MAT chairman and office of planning director Abbey Mayer said that he has spoken to the Ranch about a wide range of topics, including the Ranch’s operation of water utilities on Molokai’s West End (see "Molokai Ranch seeks to unload its water utility") and access rights to Molokai Ranch land for former Molokai Properties Limited employees and for the general public.
He said that the Ranch told him that a hunting concession would continue for the ranch land, in an effort to keep the deer population under control. He said the access would be limited to former Ranch employees and that he did not know if there would be any hunting access for the rest of the population. He could not elaborate on the situation as of Monday, but was instructed by MAT members to continue investigating the situation.
A positive revelation was the fact that according to Mayer, Senate Bill 69 passed during session. If signed by Governor Linda Lingle in the 45 days after closure of the leg May 2, or passed without signature by the legislators, the bill will cause the children of those laid off to be immediately qualified for QUEST health insurance. In light of the layoffs throughout Hawaii, the bill is expected to pass.

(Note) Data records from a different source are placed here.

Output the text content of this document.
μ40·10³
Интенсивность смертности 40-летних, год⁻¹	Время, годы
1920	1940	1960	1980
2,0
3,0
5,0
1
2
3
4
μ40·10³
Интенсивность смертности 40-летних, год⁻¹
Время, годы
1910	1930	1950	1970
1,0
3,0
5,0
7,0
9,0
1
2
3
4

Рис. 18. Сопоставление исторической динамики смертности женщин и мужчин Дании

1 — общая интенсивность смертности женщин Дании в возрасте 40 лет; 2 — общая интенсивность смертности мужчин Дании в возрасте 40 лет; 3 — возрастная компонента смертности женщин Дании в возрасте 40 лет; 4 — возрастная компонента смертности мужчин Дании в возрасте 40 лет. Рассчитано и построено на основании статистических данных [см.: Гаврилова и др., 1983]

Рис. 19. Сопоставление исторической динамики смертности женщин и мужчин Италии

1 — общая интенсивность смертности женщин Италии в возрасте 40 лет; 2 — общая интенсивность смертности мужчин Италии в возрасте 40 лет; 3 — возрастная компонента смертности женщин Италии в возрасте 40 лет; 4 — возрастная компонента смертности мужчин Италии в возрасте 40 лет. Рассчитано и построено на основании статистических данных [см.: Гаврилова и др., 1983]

Jimmy Duvauchelle, president of the Maunaloa Ohana, and member of the MAT, said that he worries about Maunaloa.
“If the town dies, there is nothing up there for us,” he said. “After the closure of Molokai Ranch, Maunaloa is struggling to survive. Our concern is that the [Molokai General] store is a vital supplier of immediate needs. Without that, we’ve got to come all the way down here. It’s a ghost town come 4 p.m. I appreciate the concern about the employees… but we need to save our community…We need a reason to be up there… We need to bring people there so we can kinda cushion our fall.”
Maunaloa Ohana public relations director Zhantell Dudoit said she has many concerns about the economic future of the island’s special events. “There are [events] canceled due to lack of places to stay here… [the events] represent an immediate, one-time injection [of money] that don’t need a lotta skills, school to do.”
For longer-term development, ideas were presented, and roadblocks addressed. Barbara Haliniak, president of the Molokai Chamber of Commerce and a MAT member said there are many projects in the works to support entrepeneurship on the island. “There will be people out doing face-to-face interviews of [local business owners] to see what they need,” said Haliniak. “Once we get that together, we can know what the nees are for existing businesses and where to get help.”
Teri Waros, a concerned member of the community and former general manager for Molokai Ranch, said one of the obstacles she’s faced as a potential entrepeneur on the island is high interest rates, “MEO interest rates for loans are 13-19 percent. I would like to request that we offer local entrepeneurs long-term low interest rates so that if they’re having difficulty with cash flow now, [there is a solution.] … We need to be able to encourage those with great business ideas.”
Machado suggested OHA loans, which are available for any sum. “If it’s $25,000 or less, you don’t need collateral. There are 400 awards out already and OHA got plenty left.”
Also at hand for discussion was a reputed transportation subsidy. Mayer said that the state Department of Business, Economic Development and Tourism is evaluating a travel grant for those forced to seek work off-island. The grant would supply former Molokai Ranch employees with a travel subsidy, fixed at $15 each way, and applicable to either ferry or air travel off-island.
Molokai Ranch officially closed April 5 and will lay off its approximately 120 workers May 22, taking with it more than 60 full-time positions with health care.